Conclusion : le modèle de services partagés fonctionne lorsque la demande entre par des canaux définis, circule à travers une prestation par niveaux et aboutit à un résultat mesuré, appuyé par des SLA.


Services partagés, externalisation et centralisation : quelle différence ?

Les services partagés, l’externalisation et la centralisation sont trois réponses différentes à la même question : comment organiser les activités de support ? Les services partagés conservent le travail au sein de l’entreprise, mais le gèrent comme une activité de services interne. L’externalisation transfère le travail à un prestataire externe.
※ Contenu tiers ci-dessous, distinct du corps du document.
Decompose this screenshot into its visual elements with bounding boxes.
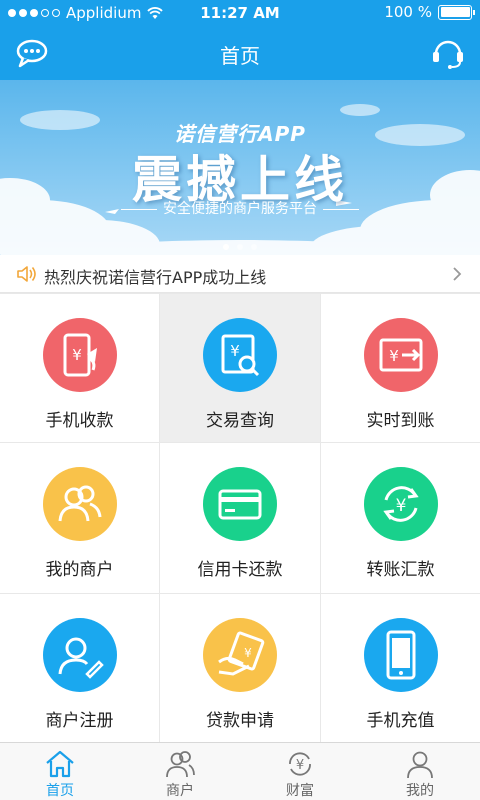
grid-item-credit-card[interactable]: 信用卡还款	[160, 443, 320, 593]
phone-recharge-circle	[363, 618, 438, 692]
speaker-icon	[17, 266, 36, 282]
register-icon	[58, 637, 104, 679]
status-right: 100 %	[384, 3, 475, 21]
tab-label: 首页	[46, 783, 74, 799]
merchants-circle	[42, 467, 117, 541]
tab-wealth[interactable]: ¥ 财富	[240, 743, 360, 800]
mobile-payment-circle: ¥	[42, 318, 117, 392]
svg-text:¥: ¥	[244, 646, 252, 660]
promo-banner[interactable]: 诺信营行APP 震撼上线 安全便捷的商户服务平台	[0, 80, 480, 255]
banner-tagline-text: 安全便捷的商户服务平台	[163, 201, 317, 217]
grid-item-my-merchants[interactable]: 我的商户	[0, 443, 159, 593]
customer-service-button[interactable]	[430, 34, 466, 70]
mobile-payment-icon: ¥	[63, 333, 97, 377]
tab-label: 商户	[166, 783, 194, 799]
credit-card-icon	[218, 489, 262, 520]
grid-item-transaction-search[interactable]: ¥ 交易查询	[160, 294, 320, 442]
merchant-tab-icon	[166, 751, 195, 778]
credit-card-circle	[203, 467, 277, 541]
grid-item-label: 商户注册	[45, 711, 114, 731]
merchants-icon	[58, 485, 101, 522]
svg-text:¥: ¥	[296, 758, 304, 773]
phone-recharge-icon	[386, 630, 415, 680]
banner-pager	[0, 244, 480, 250]
grid-item-label: 信用卡还款	[197, 560, 283, 580]
svg-text:¥: ¥	[395, 496, 406, 516]
transaction-search-icon: ¥	[221, 334, 260, 377]
svg-text:¥: ¥	[72, 346, 82, 364]
transfer-circle: ¥	[363, 467, 438, 541]
home-icon	[46, 750, 74, 778]
battery-percent: 100 %	[384, 3, 432, 21]
svg-text:¥: ¥	[389, 347, 399, 365]
register-circle	[42, 618, 117, 692]
transaction-search-circle: ¥	[203, 318, 277, 392]
chevron-right-icon	[453, 267, 462, 281]
page-title: 首页	[220, 44, 260, 68]
notice-text: 热烈庆祝诺信营行APP成功上线	[44, 268, 267, 287]
status-bar: Applidium 11:27 AM 100 %	[0, 0, 480, 26]
realtime-arrival-icon: ¥	[379, 338, 422, 372]
loan-icon: ¥	[218, 631, 265, 676]
grid-item-register[interactable]: 商户注册	[0, 594, 159, 744]
svg-text:¥: ¥	[230, 342, 240, 360]
grid-item-label: 交易查询	[206, 411, 274, 431]
tab-bar: 首页 商户 ¥ 财富 我的	[0, 742, 480, 800]
tab-merchant[interactable]: 商户	[120, 743, 240, 800]
grid-item-label: 转账汇款	[366, 560, 435, 580]
loan-circle: ¥	[203, 618, 277, 692]
nav-bar: 首页	[0, 26, 480, 80]
tab-label: 财富	[286, 783, 314, 799]
grid-item-realtime-arrival[interactable]: ¥ 实时到账	[321, 294, 480, 442]
notice-bar[interactable]: 热烈庆祝诺信营行APP成功上线	[0, 255, 480, 293]
profile-icon	[407, 751, 433, 779]
grid-item-label: 实时到账	[366, 411, 435, 431]
grid-item-mobile-payment[interactable]: ¥ 手机收款	[0, 294, 159, 442]
wealth-icon: ¥	[289, 752, 311, 776]
grid-item-label: 贷款申请	[206, 711, 274, 731]
headset-icon	[433, 40, 463, 69]
grid-item-label: 我的商户	[45, 560, 114, 580]
tab-profile[interactable]: 我的	[360, 743, 480, 800]
grid-item-label: 手机收款	[45, 411, 114, 431]
banner-tagline: 安全便捷的商户服务平台	[0, 198, 480, 218]
battery-icon	[438, 4, 475, 20]
grid-item-loan[interactable]: ¥ 贷款申请	[160, 594, 320, 744]
transfer-icon: ¥	[382, 486, 419, 522]
realtime-arrival-circle: ¥	[363, 318, 438, 392]
grid-item-label: 手机充值	[366, 711, 435, 731]
function-grid: ¥ 手机收款 ¥ 交易查询 ¥ 实时到账 我的商户 信用卡还款 ¥ 转账汇款 商…	[0, 293, 480, 744]
tab-home[interactable]: 首页	[0, 743, 120, 800]
grid-item-phone-recharge[interactable]: 手机充值	[321, 594, 480, 744]
tab-label: 我的	[406, 783, 434, 799]
grid-item-transfer[interactable]: ¥ 转账汇款	[321, 443, 480, 593]
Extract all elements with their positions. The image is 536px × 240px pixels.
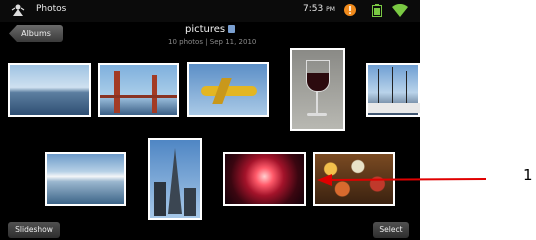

La centralisation déplace simplement le travail vers une fonction d’entreprise unique, sans relation client–fournisseur.

Dimension Services partagés Externalisation (BPO) Centralisation
Coût Économies moyennes, qui s’accumulent au fil du temps grâce à la standardisation et à l’automatisation Économies initiales les plus rapides grâce à l’échelle du prestataire et à l’arbitrage des coûts de main-d’œuvre Économies modestes issues uniquement de la suppression des doublons
Contrôle Total — l’entreprise maîtrise la conception des processus, les données et les talents Limité — régi par contrat ; les changements coûtent de l’argent Total, mais sans discipline de service
Talent Développe l’expertise interne en processus et les parcours de carrière L’expertise se trouve chez le prestataire Conservé, mais souvent déconnecté des unités opérationnelles
Risque Risque de transformation pendant la transition ; dépendance à long terme plus faible Dépendance vis-à-vis du fournisseur, exposition des données, rigidité contractuelle Risque faible, mais potentiel limité
Idéal pour Processus à fort volume, fondés sur des règles et stratégiquement pertinents Processus standardisés sans valeur de différenciation Petites organisations qui ne sont pas prêtes pour un modèle de services

Le choix est rarement tout ou rien. De nombreuses organisations adoptent un modèle hybride : un centre de services partagés prend en charge la conception des processus et les exceptions, tandis qu’un partenaire d’externalisation exécute les tâches transactionnelles à plus fort volume sous la gouvernance du CSP. Les structures de Global Business Services (abordées ci-dessous) formalisent précisément cette combinaison.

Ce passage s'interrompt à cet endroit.